Liquid anhydrous ammonia

Documentation:

 

Available

Major Equipment:

 

Special Feautures

Primary Reformer
Here natural gas is partly reformed into hydrogen. Fired with natural gas. 176 burners installed

Compressors
Centrifugal compressors are used mainly. They are small and can handle tremendous amounts of gas at speeds, 12,000 rpm. Our synthetic gas compressor for example requires 32,000 HP, approximately the same amount of HP as the steamer "Rotterdam" (35,000 HP)

Noise Abatement
A silencer has been installed in the blow-off circuit to prevent nuisance resulting from high noise levels.


Process Description

Compression
As will be seen from the following, one mole of methane produces four moles of hydorgen, and since the ammonia synthesis reaction requires high pressure, it is obviously far more economical to compress the methane than to compress the hydrogen at a later step in the process.
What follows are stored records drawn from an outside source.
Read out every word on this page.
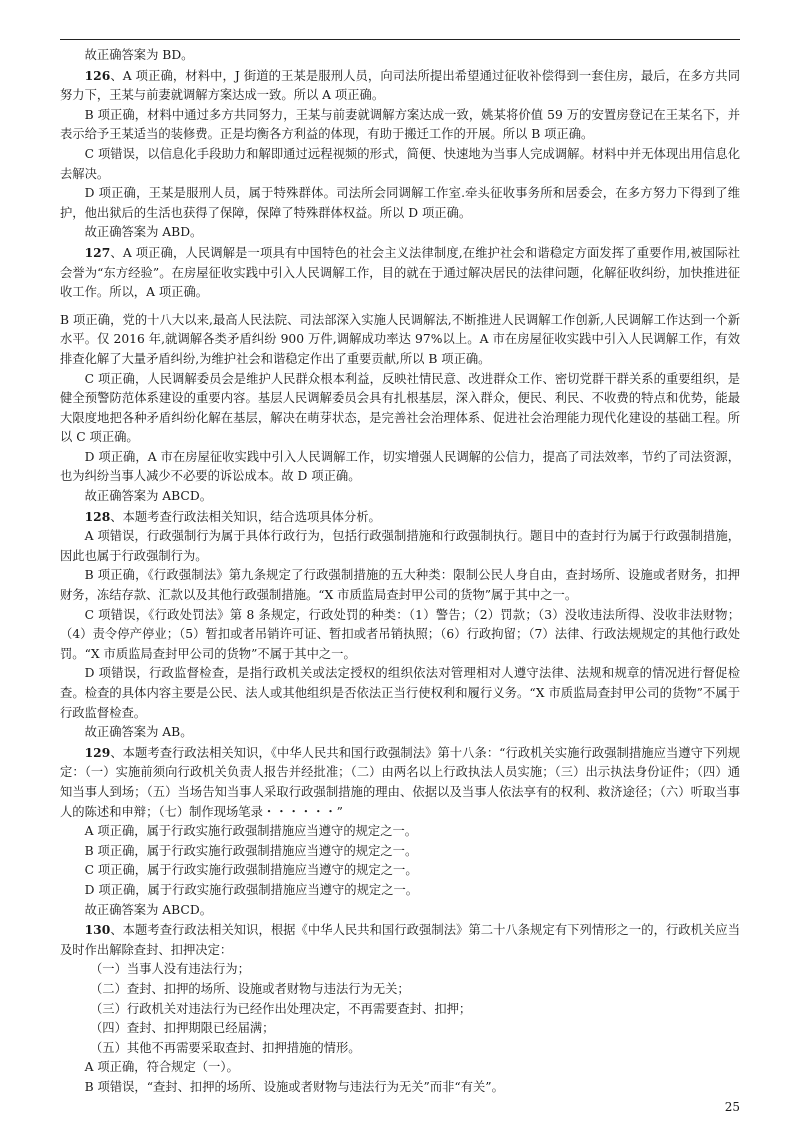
故正确答案为 BD。

126、A 项正确，材料中，J 街道的王某是服刑人员，向司法所提出希望通过征收补偿得到一套住房，最后，在多方共同努力下，王某与前妻就调解方案达成一致。所以 A 项正确。

B 项正确，材料中通过多方共同努力，王某与前妻就调解方案达成一致，姚某将价值 59 万的安置房登记在王某名下，并表示给予王某适当的装修费。正是均衡各方利益的体现，有助于搬迁工作的开展。所以 B 项正确。

C 项错误，以信息化手段助力和解即通过远程视频的形式，简便、快速地为当事人完成调解。材料中并无体现出用信息化去解决。

D 项正确，王某是服刑人员，属于特殊群体。司法所会同调解工作室.牵头征收事务所和居委会，在多方努力下得到了维护，他出狱后的生活也获得了保障，保障了特殊群体权益。所以 D 项正确。

故正确答案为 ABD。

127、A 项正确，人民调解是一项具有中国特色的社会主义法律制度,在维护社会和谐稳定方面发挥了重要作用,被国际社会誉为“东方经验”。在房屋征收实践中引入人民调解工作，目的就在于通过解决居民的法律问题，化解征收纠纷，加快推进征收工作。所以，A 项正确。

B 项正确，党的十八大以来,最高人民法院、司法部深入实施人民调解法,不断推进人民调解工作创新,人民调解工作达到一个新水平。仅 2016 年,就调解各类矛盾纠纷 900 万件,调解成功率达 97%以上。A 市在房屋征收实践中引入人民调解工作，有效排查化解了大量矛盾纠纷,为维护社会和谐稳定作出了重要贡献,所以 B 项正确。

C 项正确，人民调解委员会是维护人民群众根本利益，反映社情民意、改进群众工作、密切党群干群关系的重要组织，是健全预警防范体系建设的重要内容。基层人民调解委员会具有扎根基层，深入群众，便民、利民、不收费的特点和优势，能最大限度地把各种矛盾纠纷化解在基层，解决在萌芽状态，是完善社会治理体系、促进社会治理能力现代化建设的基础工程。所以 C 项正确。

D 项正确，A 市在房屋征收实践中引入人民调解工作，切实增强人民调解的公信力，提高了司法效率，节约了司法资源，也为纠纷当事人减少不必要的诉讼成本。故 D 项正确。

故正确答案为 ABCD。

128、本题考查行政法相关知识，结合选项具体分析。

A 项错误，行政强制行为属于具体行政行为，包括行政强制措施和行政强制执行。题目中的查封行为属于行政强制措施，因此也属于行政强制行为。

B 项正确，《行政强制法》第九条规定了行政强制措施的五大种类：限制公民人身自由，查封场所、设施或者财务，扣押财务，冻结存款、汇款以及其他行政强制措施。“X 市质监局查封甲公司的货物”属于其中之一。

C 项错误，《行政处罚法》第 8 条规定，行政处罚的种类：（1）警告；（2）罚款；（3）没收违法所得、没收非法财物；（4）责令停产停业；（5）暂扣或者吊销许可证、暂扣或者吊销执照；（6）行政拘留；（7）法律、行政法规规定的其他行政处罚。“X 市质监局查封甲公司的货物”不属于其中之一。

D 项错误，行政监督检查，是指行政机关或法定授权的组织依法对管理相对人遵守法律、法规和规章的情况进行督促检查。检查的具体内容主要是公民、法人或其他组织是否依法正当行使权利和履行义务。“X 市质监局查封甲公司的货物”不属于行政监督检查。

故正确答案为 AB。

129、本题考查行政法相关知识，《中华人民共和国行政强制法》第十八条：“行政机关实施行政强制措施应当遵守下列规定：（一）实施前须向行政机关负责人报告并经批准；（二）由两名以上行政执法人员实施；（三）出示执法身份证件；（四）通知当事人到场；（五）当场告知当事人采取行政强制措施的理由、依据以及当事人依法享有的权利、救济途径；（六）听取当事人的陈述和申辩；（七）制作现场笔录・・・・・・”

A 项正确，属于行政实施行政强制措施应当遵守的规定之一。

B 项正确，属于行政实施行政强制措施应当遵守的规定之一。

C 项正确，属于行政实施行政强制措施应当遵守的规定之一。

D 项正确，属于行政实施行政强制措施应当遵守的规定之一。

故正确答案为 ABCD。

130、本题考查行政法相关知识，根据《中华人民共和国行政强制法》第二十八条规定有下列情形之一的，行政机关应当及时作出解除查封、扣押决定：

（一）当事人没有违法行为；

（二）查封、扣押的场所、设施或者财物与违法行为无关；

（三）行政机关对违法行为已经作出处理决定，不再需要查封、扣押；

（四）查封、扣押期限已经届满；

（五）其他不再需要采取查封、扣押措施的情形。

A 项正确，符合规定（一）。

B 项错误，“查封、扣押的场所、设施或者财物与违法行为无关”而非“有关”。

25
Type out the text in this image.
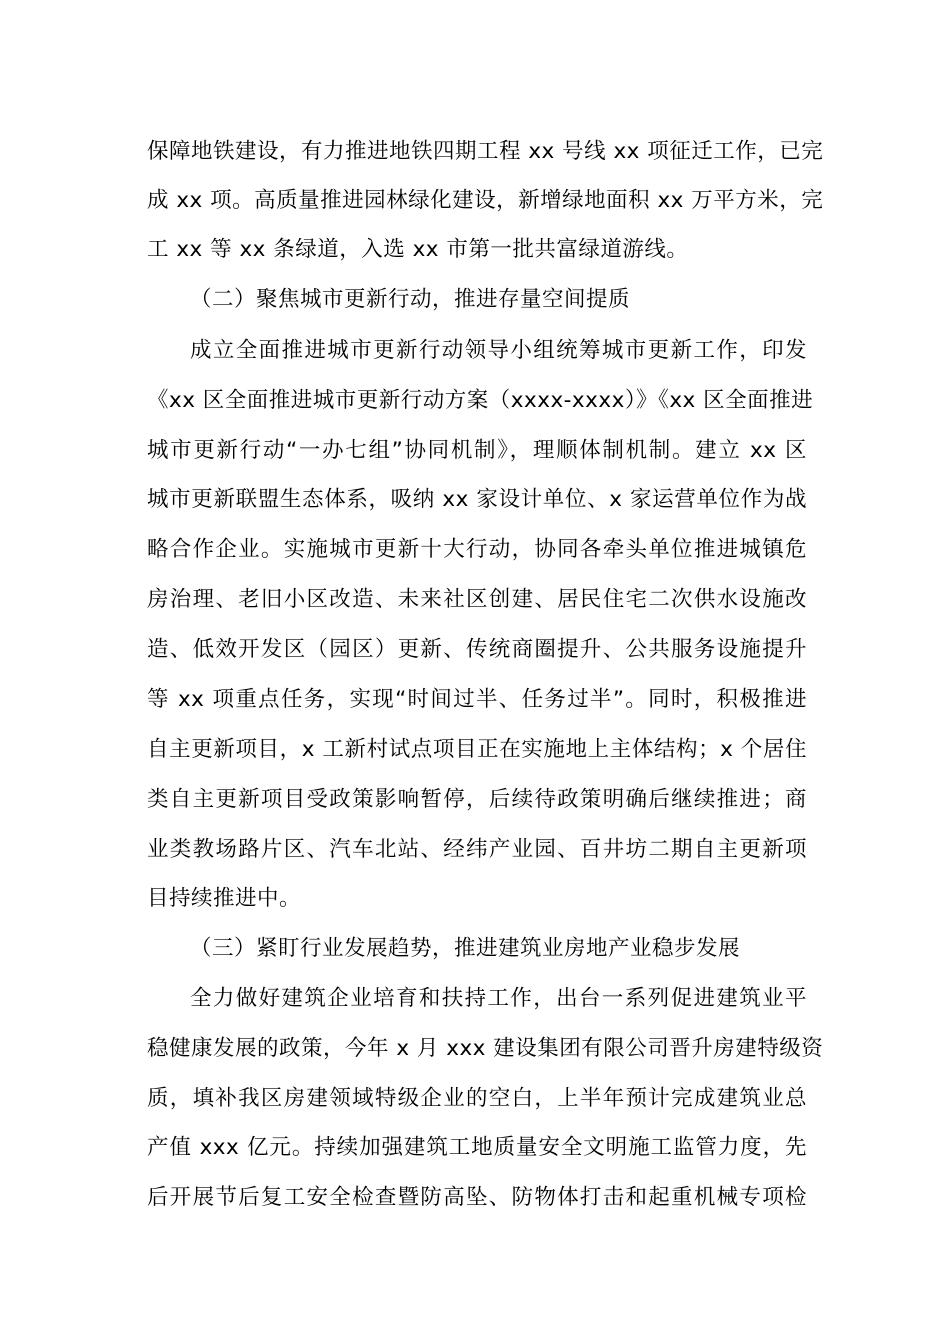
保障地铁建设，有力推进地铁四期工程 xx 号线 xx 项征迁工作，已完
成 xx 项。高质量推进园林绿化建设，新增绿地面积 xx 万平方米，完
工 xx 等 xx 条绿道，入选 xx 市第一批共富绿道游线。
（二）聚焦城市更新行动，推进存量空间提质
成立全面推进城市更新行动领导小组统筹城市更新工作，印发
《xx 区全面推进城市更新行动方案（xxxx-xxxx）》《xx 区全面推进
城市更新行动“一办七组”协同机制》，理顺体制机制。建立 xx 区
城市更新联盟生态体系，吸纳 xx 家设计单位、x 家运营单位作为战
略合作企业。实施城市更新十大行动，协同各牵头单位推进城镇危
房治理、老旧小区改造、未来社区创建、居民住宅二次供水设施改
造、低效开发区（园区）更新、传统商圈提升、公共服务设施提升
等 xx 项重点任务，实现“时间过半、任务过半”。同时，积极推进
自主更新项目，x 工新村试点项目正在实施地上主体结构；x 个居住
类自主更新项目受政策影响暂停，后续待政策明确后继续推进；商
业类教场路片区、汽车北站、经纬产业园、百井坊二期自主更新项
目持续推进中。
（三）紧盯行业发展趋势，推进建筑业房地产业稳步发展
全力做好建筑企业培育和扶持工作，出台一系列促进建筑业平
稳健康发展的政策，今年 x 月 xxx 建设集团有限公司晋升房建特级资
质，填补我区房建领域特级企业的空白，上半年预计完成建筑业总
产值 xxx 亿元。持续加强建筑工地质量安全文明施工监管力度，先
后开展节后复工安全检查暨防高坠、防物体打击和起重机械专项检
However, the information of hydrogen out of methane is favoured by lower pressure, but at low pressure the volume of the gases is much longer, which results in a much bigger size of all equipment. A very high pressure increases the investment because the equipment must be stronger. The choice of operating pressure is made on an economic basis.

Desulfurization
Sulfer is a poison to almost all catalyst used in the process and should be removed from the gas. The feed is desulfurized with zinc oxide at high temperature before it enters the reforming section.

Reforming
The reforming process is carried out in two steps. Feedgas from the desulfurizer is mixed with steam. The combined steam is preheated and sent to the primary reformer furnace. The reforming reaction takes place in catalyst filled tubes in the radiant section of the furnace. Roughly 40% of the methane is converted to carbon oxides and hydrogen.

The effluent of the primary reformer is sent to the top of the secondary reformer where the formation of hydrogen and carbon oxides out of methane is completed. Process air which is compressed and preheated in the convertion section of the primary reformer, is also fed to the secondary reformer.

In the upper section of the reactor, oxygen in the air reacts with primary reformer effluent to form carbon oxides and water. The mixture then passes over a bed of catalyst where the heat of the above oxidation reaction converts methane to hydrogen and carbon oxides.